Andy Blankenbuehler has gone above and beyond the typical choreographer’s call of duty, ensuring that every object and person on the stage has its place. Bodies contort into specific images on David Korins’ set, which features one turntable placed within another. Actors and props float by, giving us a tangible sense of the passage of time, our protagonist’s most relentless foe. Paul Tazewell’s costumes lend a modern flair to period styles. Every detail and moment has been delicately crafted in this story of America’s past, told through the lens of its present.

Miranda has penned some truly memorable melodies, greatly enhanced by Alex Lacamoire’s orchestrations. Songs like “Helpless” and “Dear Theodosia” are radio-ready. The second-act tearjerker “It’s Quiet Uptown” is devastatingly beautiful. Miranda weaves musical references and recurring motifs throughout his score, reminding the listener of Les Misérables or the operas of Richard Wagner.

On top of his considerable skills as a composer, Miranda plays Hamilton with an unyielding verve. His political triumphs and personal tragedies become our own through his sympathetic portrayal of an exceptional yet deeply flawed man. As Hamilton’s saintly wife, Eliza, Phillipa Soo gives the most moving performance of the evening. Her pain is real and because of that, her forgiveness is that much more divine.

Brilliant performances abound. Odom’s narration brims with cynical insight and his songs are consistent showstoppers. For comic relief, Jonathan Groff (portraying King George III) deftly straddles the line between hilarious and psychotic, singing a grotesque brit-pop breakup song titled “You’ll Be Back.” With immaculate diction and sass for days, Renée Elise Goldsberry (playing Eliza’s older sister, Angelica) rattles off one of the show’s most unforgettable rhymes:

I’ve been reading “Common Sense” by Thomas Paine.
So men say that I’m intense or I’m insane.
You want a revolution? I wanna revelation
So listen to my declaration:
“We hold these truths to be self-evident
That all men are created equal.”
And when I meet Thomas Jefferson
I’m a compel him to include women in the sequel!
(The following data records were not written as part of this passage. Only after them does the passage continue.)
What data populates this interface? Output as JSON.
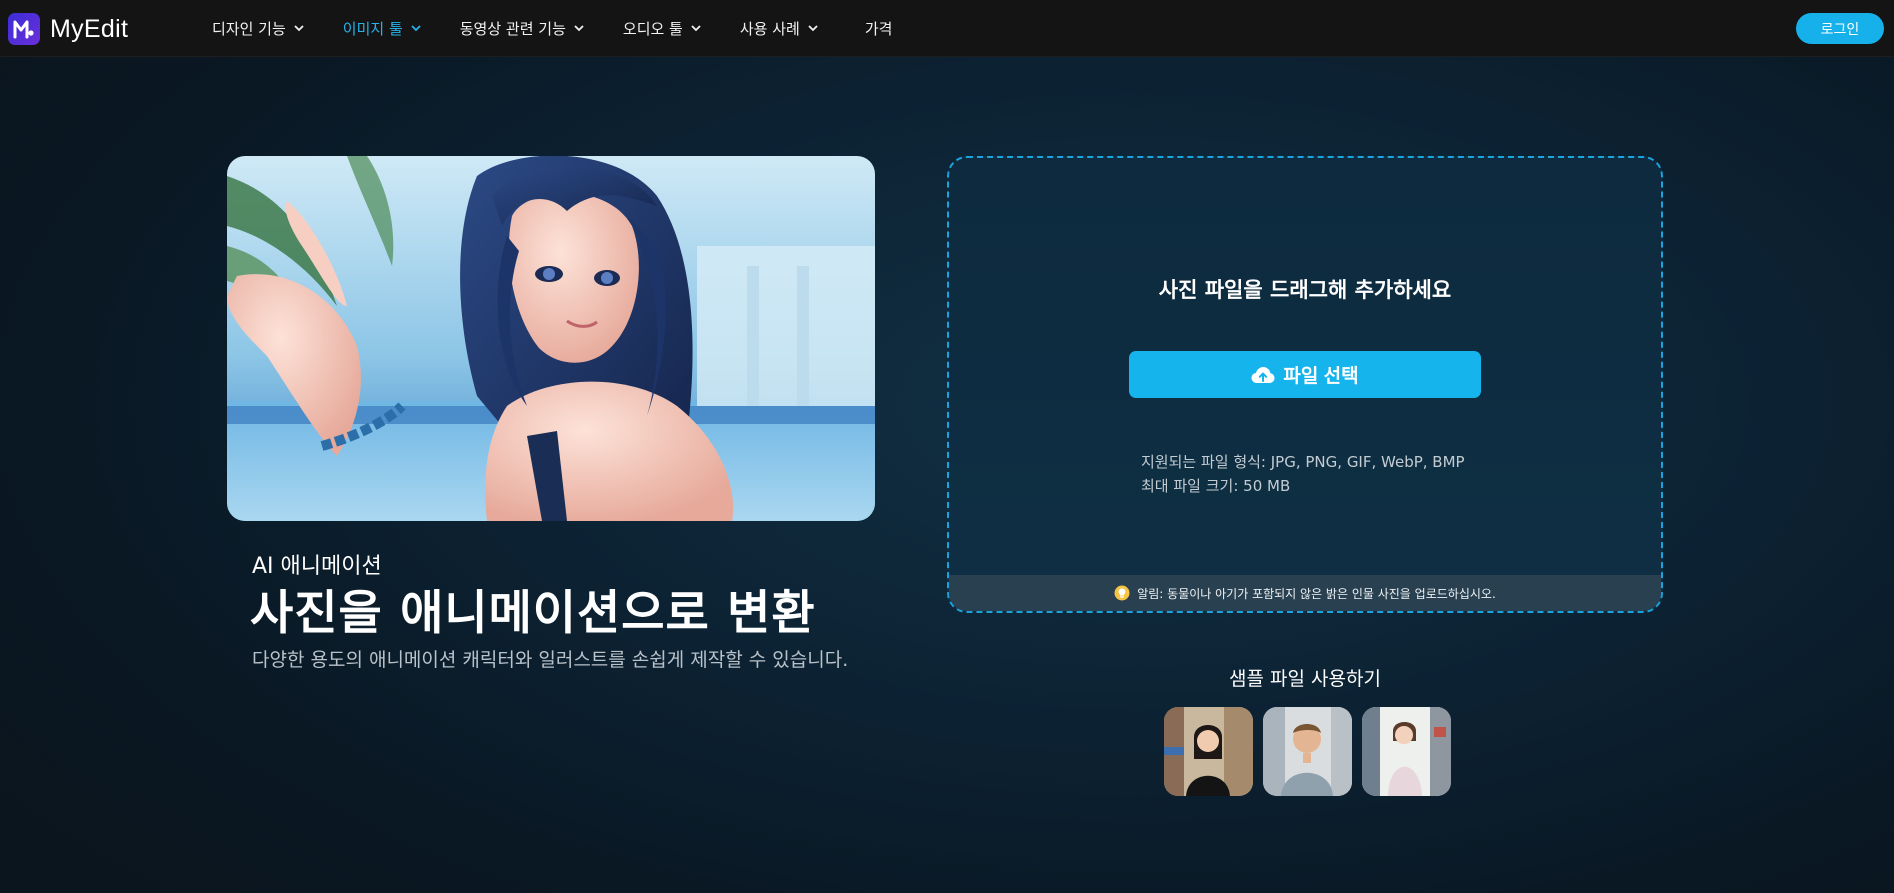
{
  "brand": {
    "name": "MyEdit",
    "logo_icon": "myedit-logo-icon"
  },
  "nav": {
    "items": [
      {
        "label": "디자인 기능",
        "dropdown": true,
        "active": false
      },
      {
        "label": "이미지 툴",
        "dropdown": true,
        "active": true
      },
      {
        "label": "동영상 관련 기능",
        "dropdown": true,
        "active": false
      },
      {
        "label": "오디오 툴",
        "dropdown": true,
        "active": false
      },
      {
        "label": "사용 사례",
        "dropdown": true,
        "active": false
      },
      {
        "label": "가격",
        "dropdown": false,
        "active": false
      }
    ],
    "login_label": "로그인"
  },
  "hero": {
    "subtitle": "AI 애니메이션",
    "title": "사진을 애니메이션으로 변환",
    "description": "다양한 용도의 애니메이션 캐릭터와 일러스트를 손쉽게 제작할 수 있습니다."
  },
  "upload": {
    "drag_text": "사진 파일을 드래그해 추가하세요",
    "button_label": "파일 선택",
    "button_icon": "cloud-upload-icon",
    "formats_line": "지원되는 파일 형식: JPG, PNG, GIF, WebP, BMP",
    "maxsize_line": "최대 파일 크기: 50 MB",
    "notice": "알림: 동물이나 아기가 포함되지 않은 밝은 인물 사진을 업로드하십시오.",
    "notice_icon": "lightbulb-icon"
  },
  "samples": {
    "title": "샘플 파일 사용하기",
    "count": 3
  },
  "colors": {
    "accent": "#16b0ea",
    "active_nav": "#27b2ea",
    "nav_bg": "#141414",
    "upload_border": "#1aa3dc"
  }
}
Miranda employs rap throughout, squeezing an uncommon number of syllables and ideas into each minute. While some might find this frustrating (you won’t catch all of Miranda’s ingenious wordplay in one sitting), the show’s lyrical density invites a lifetime of reexamination. As with Shakespeare, given a good production one will always discover something new and illuminating in Hamilton.

We’re certain to have that opportunity as Hamilton carries its message forth into the future, a telegram of irrepressible optimism from the Obama era. It stands in stark contrast to a rising tide of despair, most acutely expressed this year in author Ta-Nehisi Coates’ memoir Between the World and Me. In that bestselling book, Coates writes to his son, “The struggle is really all I have for you because it is the only portion of this world under your control.” Hamilton rejects that pessimism, boldly professing faith that our children will move beyond the struggles of the present and “blow us all away.”

As the young revolutionaries of Hamilton sing, “Tomorrow there’ll be more of us.” Such implacable faith in our posterity is not naive, nor is it musical schmaltz: It’s the bedrock of the entire American experiment.